In a recent post, I wrote about my son and the struggles he’s been going through, and thus, the struggles his mom and I are going through as well.  It became clear to me that he needed a God encounter.

Some months ago, one of the teenage girls at our church got up in front of the congregation during service and talked about how she had experienced God at some recent event.  Something in my brain said “Ian needs that.”  Then, after a miserable January, in which all of his issues and struggles started coming to light, I knew what I had to do.  I had to pray.  The youth winter camp was coming up near the end of February and Ian was signed up to go.  At the beginning of the month, I emailed some trusted friends from church and told them that I planned to spend the month praying for Ian.  Specifically that God would really show up for him at winter camp.  I asked them to join me in prayer for him.  After a few weeks, my prayers kind of transformed into not just specific for Ian, but to asking God to begin a bit of a revival in the kids.  It was also discussed that we would do a one day fast a few days before the camp.

When they got back, the camp leaders reported to me that Ian had responded to the altar call.  And not just that, but that they could see him hesitating to raise his hand which indicated that God was really pulling him, and that Ian was really thinking about it and making a real decision, not just going with the moment.  This was a pretty big faith building moment for me.  I asked God to show up, and He did.  What’s more, I heard a few days later that about half of the kids also responded to the altar call.  I asked and He did.  This was the second time in my life that I prayed for one specific thing for a month and He answered.

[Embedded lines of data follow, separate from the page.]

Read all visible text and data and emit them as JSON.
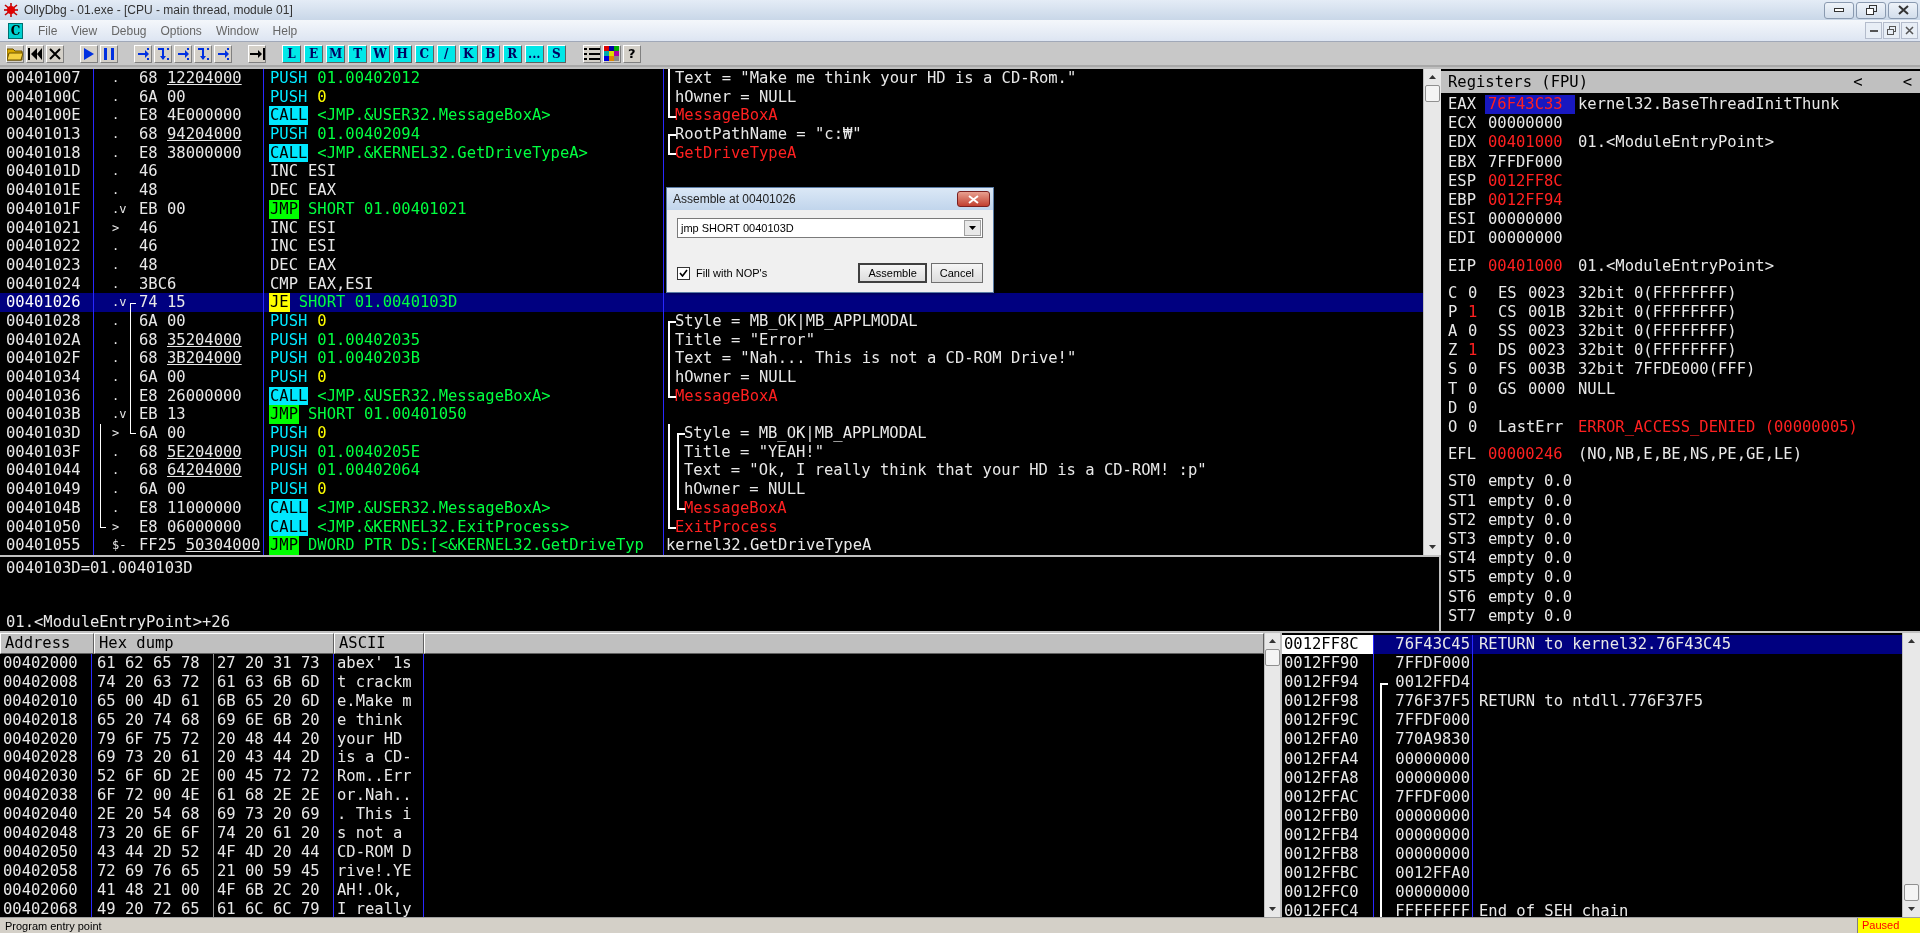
{
  "window": {
    "title": "OllyDbg - 01.exe - [CPU - main thread, module 01]"
  },
  "menu": {
    "cpu_badge": "C",
    "items": [
      "File",
      "View",
      "Debug",
      "Options",
      "Window",
      "Help"
    ]
  },
  "toolbar": {
    "letters": [
      "L",
      "E",
      "M",
      "T",
      "W",
      "H",
      "C",
      "/",
      "K",
      "B",
      "R",
      "...",
      "S"
    ],
    "help": "?"
  },
  "disassembly": {
    "rows": [
      {
        "address": "00401007",
        "marker": ".",
        "opcode": "68",
        "operand": "12204000",
        "fixup": true,
        "instruction": {
          "kind": "push",
          "mnemonic": "PUSH",
          "args": {
            "text": "01.00402012",
            "kind": "address"
          }
        },
        "selected": false,
        "comment": {
          "text": "Text = \"Make me think your HD is a CD-Rom.\"",
          "kind": "arg",
          "bracket": {
            "kind": "mid"
          }
        }
      },
      {
        "address": "0040100C",
        "marker": ".",
        "opcode": "6A",
        "operand": "00",
        "fixup": false,
        "instruction": {
          "kind": "push",
          "mnemonic": "PUSH",
          "args": {
            "text": "0",
            "kind": "const"
          }
        },
        "selected": false,
        "comment": {
          "text": "hOwner = NULL",
          "kind": "arg",
          "bracket": {
            "kind": "mid"
          }
        }
      },
      {
        "address": "0040100E",
        "marker": ".",
        "opcode": "E8",
        "operand": "4E000000",
        "fixup": false,
        "instruction": {
          "kind": "call",
          "mnemonic": "CALL",
          "args": {
            "text": "<JMP.&USER32.MessageBoxA>",
            "kind": "address"
          }
        },
        "selected": false,
        "comment": {
          "text": "MessageBoxA",
          "kind": "api",
          "bracket": {
            "kind": "end"
          }
        }
      },
      {
        "address": "00401013",
        "marker": ".",
        "opcode": "68",
        "operand": "94204000",
        "fixup": true,
        "instruction": {
          "kind": "push",
          "mnemonic": "PUSH",
          "args": {
            "text": "01.00402094",
            "kind": "address"
          }
        },
        "selected": false,
        "comment": {
          "text": "RootPathName = \"c:₩\"",
          "kind": "arg",
          "bracket": {
            "kind": "start"
          }
        }
      },
      {
        "address": "00401018",
        "marker": ".",
        "opcode": "E8",
        "operand": "38000000",
        "fixup": false,
        "instruction": {
          "kind": "call",
          "mnemonic": "CALL",
          "args": {
            "text": "<JMP.&KERNEL32.GetDriveTypeA>",
            "kind": "address"
          }
        },
        "selected": false,
        "comment": {
          "text": "GetDriveTypeA",
          "kind": "api",
          "bracket": {
            "kind": "end"
          }
        }
      },
      {
        "address": "0040101D",
        "marker": ".",
        "opcode": "46",
        "instruction": {
          "kind": "plain",
          "mnemonic": "INC",
          "args": {
            "text": "ESI",
            "kind": "plain"
          }
        },
        "selected": false
      },
      {
        "address": "0040101E",
        "marker": ".",
        "opcode": "48",
        "instruction": {
          "kind": "plain",
          "mnemonic": "DEC",
          "args": {
            "text": "EAX",
            "kind": "plain"
          }
        },
        "selected": false
      },
      {
        "address": "0040101F",
        "marker": ".v",
        "opcode": "EB",
        "operand": "00",
        "fixup": false,
        "instruction": {
          "kind": "jmp",
          "mnemonic": "JMP",
          "args": {
            "text": "SHORT 01.00401021",
            "kind": "address"
          }
        },
        "selected": false
      },
      {
        "address": "00401021",
        "marker": ">",
        "opcode": "46",
        "instruction": {
          "kind": "plain",
          "mnemonic": "INC",
          "args": {
            "text": "ESI",
            "kind": "plain"
          }
        },
        "selected": false
      },
      {
        "address": "00401022",
        "marker": ".",
        "opcode": "46",
        "instruction": {
          "kind": "plain",
          "mnemonic": "INC",
          "args": {
            "text": "ESI",
            "kind": "plain"
          }
        },
        "selected": false
      },
      {
        "address": "00401023",
        "marker": ".",
        "opcode": "48",
        "instruction": {
          "kind": "plain",
          "mnemonic": "DEC",
          "args": {
            "text": "EAX",
            "kind": "plain"
          }
        },
        "selected": false
      },
      {
        "address": "00401024",
        "marker": ".",
        "opcode": "3BC6",
        "instruction": {
          "kind": "plain",
          "mnemonic": "CMP",
          "args": {
            "text": "EAX,ESI",
            "kind": "plain"
          }
        },
        "selected": false
      },
      {
        "address": "00401026",
        "marker": ".v",
        "opcode": "74",
        "operand": "15",
        "fixup": false,
        "instruction": {
          "kind": "jcc",
          "mnemonic": "JE",
          "args": {
            "text": "SHORT 01.0040103D",
            "kind": "address"
          }
        },
        "selected": true,
        "jump": {
          "kind": "start"
        }
      },
      {
        "address": "00401028",
        "marker": ".",
        "opcode": "6A",
        "operand": "00",
        "fixup": false,
        "instruction": {
          "kind": "push",
          "mnemonic": "PUSH",
          "args": {
            "text": "0",
            "kind": "const"
          }
        },
        "selected": false,
        "jump": {
          "kind": "mid"
        },
        "comment": {
          "text": "Style = MB_OK|MB_APPLMODAL",
          "kind": "arg",
          "bracket": {
            "kind": "start"
          }
        }
      },
      {
        "address": "0040102A",
        "marker": ".",
        "opcode": "68",
        "operand": "35204000",
        "fixup": true,
        "instruction": {
          "kind": "push",
          "mnemonic": "PUSH",
          "args": {
            "text": "01.00402035",
            "kind": "address"
          }
        },
        "selected": false,
        "jump": {
          "kind": "mid"
        },
        "comment": {
          "text": "Title = \"Error\"",
          "kind": "arg",
          "bracket": {
            "kind": "mid"
          }
        }
      },
      {
        "address": "0040102F",
        "marker": ".",
        "opcode": "68",
        "operand": "3B204000",
        "fixup": true,
        "instruction": {
          "kind": "push",
          "mnemonic": "PUSH",
          "args": {
            "text": "01.0040203B",
            "kind": "address"
          }
        },
        "selected": false,
        "jump": {
          "kind": "mid"
        },
        "comment": {
          "text": "Text = \"Nah... This is not a CD-ROM Drive!\"",
          "kind": "arg",
          "bracket": {
            "kind": "mid"
          }
        }
      },
      {
        "address": "00401034",
        "marker": ".",
        "opcode": "6A",
        "operand": "00",
        "fixup": false,
        "instruction": {
          "kind": "push",
          "mnemonic": "PUSH",
          "args": {
            "text": "0",
            "kind": "const"
          }
        },
        "selected": false,
        "jump": {
          "kind": "mid"
        },
        "comment": {
          "text": "hOwner = NULL",
          "kind": "arg",
          "bracket": {
            "kind": "mid"
          }
        }
      },
      {
        "address": "00401036",
        "marker": ".",
        "opcode": "E8",
        "operand": "26000000",
        "fixup": false,
        "instruction": {
          "kind": "call",
          "mnemonic": "CALL",
          "args": {
            "text": "<JMP.&USER32.MessageBoxA>",
            "kind": "address"
          }
        },
        "selected": false,
        "jump": {
          "kind": "mid"
        },
        "comment": {
          "text": "MessageBoxA",
          "kind": "api",
          "bracket": {
            "kind": "end"
          }
        }
      },
      {
        "address": "0040103B",
        "marker": ".v",
        "opcode": "EB",
        "operand": "13",
        "fixup": false,
        "instruction": {
          "kind": "jmp",
          "mnemonic": "JMP",
          "args": {
            "text": "SHORT 01.00401050",
            "kind": "address"
          }
        },
        "selected": false,
        "jump": {
          "kind": "mid"
        }
      },
      {
        "address": "0040103D",
        "marker": ">",
        "opcode": "6A",
        "operand": "00",
        "fixup": false,
        "instruction": {
          "kind": "push",
          "mnemonic": "PUSH",
          "args": {
            "text": "0",
            "kind": "const"
          }
        },
        "selected": false,
        "jump": {
          "kind": "end"
        },
        "jump_outer": {
          "kind": "mid"
        },
        "comment": {
          "text": "Style = MB_OK|MB_APPLMODAL",
          "kind": "arg",
          "bracket": {
            "kind": "start"
          },
          "outer": {
            "kind": "mid"
          }
        }
      },
      {
        "address": "0040103F",
        "marker": ".",
        "opcode": "68",
        "operand": "5E204000",
        "fixup": true,
        "instruction": {
          "kind": "push",
          "mnemonic": "PUSH",
          "args": {
            "text": "01.0040205E",
            "kind": "address"
          }
        },
        "selected": false,
        "jump_outer": {
          "kind": "mid"
        },
        "comment": {
          "text": "Title = \"YEAH!\"",
          "kind": "arg",
          "bracket": {
            "kind": "mid"
          },
          "outer": {
            "kind": "mid"
          }
        }
      },
      {
        "address": "00401044",
        "marker": ".",
        "opcode": "68",
        "operand": "64204000",
        "fixup": true,
        "instruction": {
          "kind": "push",
          "mnemonic": "PUSH",
          "args": {
            "text": "01.00402064",
            "kind": "address"
          }
        },
        "selected": false,
        "jump_outer": {
          "kind": "mid"
        },
        "comment": {
          "text": "Text = \"Ok, I really think that your HD is a CD-ROM! :p\"",
          "kind": "arg",
          "bracket": {
            "kind": "mid"
          },
          "outer": {
            "kind": "mid"
          }
        }
      },
      {
        "address": "00401049",
        "marker": ".",
        "opcode": "6A",
        "operand": "00",
        "fixup": false,
        "instruction": {
          "kind": "push",
          "mnemonic": "PUSH",
          "args": {
            "text": "0",
            "kind": "const"
          }
        },
        "selected": false,
        "jump_outer": {
          "kind": "mid"
        },
        "comment": {
          "text": "hOwner = NULL",
          "kind": "arg",
          "bracket": {
            "kind": "mid"
          },
          "outer": {
            "kind": "mid"
          }
        }
      },
      {
        "address": "0040104B",
        "marker": ".",
        "opcode": "E8",
        "operand": "11000000",
        "fixup": false,
        "instruction": {
          "kind": "call",
          "mnemonic": "CALL",
          "args": {
            "text": "<JMP.&USER32.MessageBoxA>",
            "kind": "address"
          }
        },
        "selected": false,
        "jump_outer": {
          "kind": "mid"
        },
        "comment": {
          "text": "MessageBoxA",
          "kind": "api",
          "bracket": {
            "kind": "end"
          },
          "outer": {
            "kind": "mid"
          }
        }
      },
      {
        "address": "00401050",
        "marker": ">",
        "opcode": "E8",
        "operand": "06000000",
        "fixup": false,
        "instruction": {
          "kind": "call",
          "mnemonic": "CALL",
          "args": {
            "text": "<JMP.&KERNEL32.ExitProcess>",
            "kind": "address"
          }
        },
        "selected": false,
        "jump_outer": {
          "kind": "end"
        },
        "comment": {
          "text": "ExitProcess",
          "kind": "api",
          "bracket": {
            "kind": "end"
          }
        }
      },
      {
        "address": "00401055",
        "marker": "$-",
        "opcode": "FF25",
        "operand": "50304000",
        "fixup": true,
        "instruction": {
          "kind": "jmp",
          "mnemonic": "JMP",
          "args": {
            "text": "DWORD PTR DS:[<&KERNEL32.GetDriveTyp",
            "kind": "address"
          }
        },
        "selected": false,
        "comment": {
          "text": "kernel32.GetDriveTypeA",
          "kind": "plain"
        }
      }
    ]
  },
  "info": {
    "value_line": "0040103D=01.0040103D",
    "location": "01.<ModuleEntryPoint>+26"
  },
  "registers": {
    "title": "Registers (FPU)",
    "arrows": [
      "<",
      "<"
    ],
    "general": [
      {
        "name": "EAX",
        "value": "76F43C33",
        "changed": true,
        "selected": true,
        "comment": "kernel32.BaseThreadInitThunk"
      },
      {
        "name": "ECX",
        "value": "00000000",
        "changed": false,
        "selected": false
      },
      {
        "name": "EDX",
        "value": "00401000",
        "changed": true,
        "selected": false,
        "comment": "01.<ModuleEntryPoint>"
      },
      {
        "name": "EBX",
        "value": "7FFDF000",
        "changed": false,
        "selected": false
      },
      {
        "name": "ESP",
        "value": "0012FF8C",
        "changed": true,
        "selected": false
      },
      {
        "name": "EBP",
        "value": "0012FF94",
        "changed": true,
        "selected": false
      },
      {
        "name": "ESI",
        "value": "00000000",
        "changed": false,
        "selected": false
      },
      {
        "name": "EDI",
        "value": "00000000",
        "changed": false,
        "selected": false
      }
    ],
    "eip": {
      "name": "EIP",
      "value": "00401000",
      "changed": true,
      "selected": false,
      "comment": "01.<ModuleEntryPoint>"
    },
    "flags": [
      {
        "name": "C",
        "value": "0",
        "changed": false,
        "segment": {
          "name": "ES",
          "selector": "0023",
          "info": "32bit 0(FFFFFFFF)"
        }
      },
      {
        "name": "P",
        "value": "1",
        "changed": true,
        "segment": {
          "name": "CS",
          "selector": "001B",
          "info": "32bit 0(FFFFFFFF)"
        }
      },
      {
        "name": "A",
        "value": "0",
        "changed": false,
        "segment": {
          "name": "SS",
          "selector": "0023",
          "info": "32bit 0(FFFFFFFF)"
        }
      },
      {
        "name": "Z",
        "value": "1",
        "changed": true,
        "segment": {
          "name": "DS",
          "selector": "0023",
          "info": "32bit 0(FFFFFFFF)"
        }
      },
      {
        "name": "S",
        "value": "0",
        "changed": false,
        "segment": {
          "name": "FS",
          "selector": "003B",
          "info": "32bit 7FFDE000(FFF)"
        }
      },
      {
        "name": "T",
        "value": "0",
        "changed": false,
        "segment": {
          "name": "GS",
          "selector": "0000",
          "info": "NULL"
        }
      },
      {
        "name": "D",
        "value": "0",
        "changed": false
      },
      {
        "name": "O",
        "value": "0",
        "changed": false,
        "last_error": {
          "label": "LastErr",
          "value": "ERROR_ACCESS_DENIED (00000005)"
        }
      }
    ],
    "efl": {
      "name": "EFL",
      "value": "00000246",
      "changed": true,
      "selected": false,
      "comment": "(NO,NB,E,BE,NS,PE,GE,LE)"
    },
    "fpu": [
      {
        "name": "ST0",
        "value": "empty 0.0"
      },
      {
        "name": "ST1",
        "value": "empty 0.0"
      },
      {
        "name": "ST2",
        "value": "empty 0.0"
      },
      {
        "name": "ST3",
        "value": "empty 0.0"
      },
      {
        "name": "ST4",
        "value": "empty 0.0"
      },
      {
        "name": "ST5",
        "value": "empty 0.0"
      },
      {
        "name": "ST6",
        "value": "empty 0.0"
      },
      {
        "name": "ST7",
        "value": "empty 0.0"
      }
    ]
  },
  "dump": {
    "columns": [
      "Address",
      "Hex dump",
      "ASCII"
    ],
    "rows": [
      {
        "address": "00402000",
        "hex": [
          "61 62 65 78",
          "27 20 31 73"
        ],
        "ascii": "abex' 1s"
      },
      {
        "address": "00402008",
        "hex": [
          "74 20 63 72",
          "61 63 6B 6D"
        ],
        "ascii": "t crackm"
      },
      {
        "address": "00402010",
        "hex": [
          "65 00 4D 61",
          "6B 65 20 6D"
        ],
        "ascii": "e.Make m"
      },
      {
        "address": "00402018",
        "hex": [
          "65 20 74 68",
          "69 6E 6B 20"
        ],
        "ascii": "e think"
      },
      {
        "address": "00402020",
        "hex": [
          "79 6F 75 72",
          "20 48 44 20"
        ],
        "ascii": "your HD"
      },
      {
        "address": "00402028",
        "hex": [
          "69 73 20 61",
          "20 43 44 2D"
        ],
        "ascii": "is a CD-"
      },
      {
        "address": "00402030",
        "hex": [
          "52 6F 6D 2E",
          "00 45 72 72"
        ],
        "ascii": "Rom..Err"
      },
      {
        "address": "00402038",
        "hex": [
          "6F 72 00 4E",
          "61 68 2E 2E"
        ],
        "ascii": "or.Nah.."
      },
      {
        "address": "00402040",
        "hex": [
          "2E 20 54 68",
          "69 73 20 69"
        ],
        "ascii": ". This i"
      },
      {
        "address": "00402048",
        "hex": [
          "73 20 6E 6F",
          "74 20 61 20"
        ],
        "ascii": "s not a"
      },
      {
        "address": "00402050",
        "hex": [
          "43 44 2D 52",
          "4F 4D 20 44"
        ],
        "ascii": "CD-ROM D"
      },
      {
        "address": "00402058",
        "hex": [
          "72 69 76 65",
          "21 00 59 45"
        ],
        "ascii": "rive!.YE"
      },
      {
        "address": "00402060",
        "hex": [
          "41 48 21 00",
          "4F 6B 2C 20"
        ],
        "ascii": "AH!.Ok,"
      },
      {
        "address": "00402068",
        "hex": [
          "49 20 72 65",
          "61 6C 6C 79"
        ],
        "ascii": "I really"
      }
    ]
  },
  "stack": {
    "rows": [
      {
        "address": "0012FF8C",
        "value": "76F43C45",
        "comment": "RETURN to kernel32.76F43C45",
        "selected": true
      },
      {
        "address": "0012FF90",
        "value": "7FFDF000",
        "selected": false
      },
      {
        "address": "0012FF94",
        "value": "0012FFD4",
        "selected": false,
        "bracket": {
          "kind": "start"
        }
      },
      {
        "address": "0012FF98",
        "value": "776F37F5",
        "comment": "RETURN to ntdll.776F37F5",
        "selected": false,
        "bracket": {
          "kind": "mid"
        }
      },
      {
        "address": "0012FF9C",
        "value": "7FFDF000",
        "selected": false,
        "bracket": {
          "kind": "mid"
        }
      },
      {
        "address": "0012FFA0",
        "value": "770A9830",
        "selected": false,
        "bracket": {
          "kind": "mid"
        }
      },
      {
        "address": "0012FFA4",
        "value": "00000000",
        "selected": false,
        "bracket": {
          "kind": "mid"
        }
      },
      {
        "address": "0012FFA8",
        "value": "00000000",
        "selected": false,
        "bracket": {
          "kind": "mid"
        }
      },
      {
        "address": "0012FFAC",
        "value": "7FFDF000",
        "selected": false,
        "bracket": {
          "kind": "mid"
        }
      },
      {
        "address": "0012FFB0",
        "value": "00000000",
        "selected": false,
        "bracket": {
          "kind": "mid"
        }
      },
      {
        "address": "0012FFB4",
        "value": "00000000",
        "selected": false,
        "bracket": {
          "kind": "mid"
        }
      },
      {
        "address": "0012FFB8",
        "value": "00000000",
        "selected": false,
        "bracket": {
          "kind": "mid"
        }
      },
      {
        "address": "0012FFBC",
        "value": "0012FFA0",
        "selected": false,
        "bracket": {
          "kind": "mid"
        }
      },
      {
        "address": "0012FFC0",
        "value": "00000000",
        "selected": false,
        "bracket": {
          "kind": "mid"
        }
      },
      {
        "address": "0012FFC4",
        "value": "FFFFFFFF",
        "comment": "End of SEH chain",
        "selected": false,
        "bracket": {
          "kind": "mid"
        }
      }
    ]
  },
  "dialog": {
    "title": "Assemble at 00401026",
    "command": "jmp SHORT 0040103D",
    "fill_nops": {
      "label": "Fill with NOP's",
      "checked": true
    },
    "buttons": [
      "Assemble",
      "Cancel"
    ]
  },
  "status_bar": {
    "message": "Program entry point",
    "state": "Paused"
  }
}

I know Ian still has a long journey ahead of him and a lot of growing to do.  But I know this was an important step in heading the right direction.  I certainly have a lot of learning to do also.  I can’t even believe how much I’ve grown in the past couple years.  Looking back, there’s a portion of my life that feels dark.  As a matter of fact, I recognized that even at the time.  It felt dark then.  Now, there are pockets of darkness here and there, but generally, everything feels bright and beautiful.  And I know that with God’s help, those pockets of darkness will be eradicated.  For my family too.

Now I have a new prayer target: my wife.  Shortly after the winter camp, I started getting the impression it was time to focus on her.  There’s been a bit of a theme of letting go of the past.  Not even exaggerating, less than a week later something came up from Erin’s past that is going to need to get dealt with sooner rather than later.  I can’t really talk about specifics yet in case certain people happen to read this (as if anyone reads this!).  However, I am really looking forward to seeing how God moves here.  It’s a very exciting time in my life.  This is the real hope and change!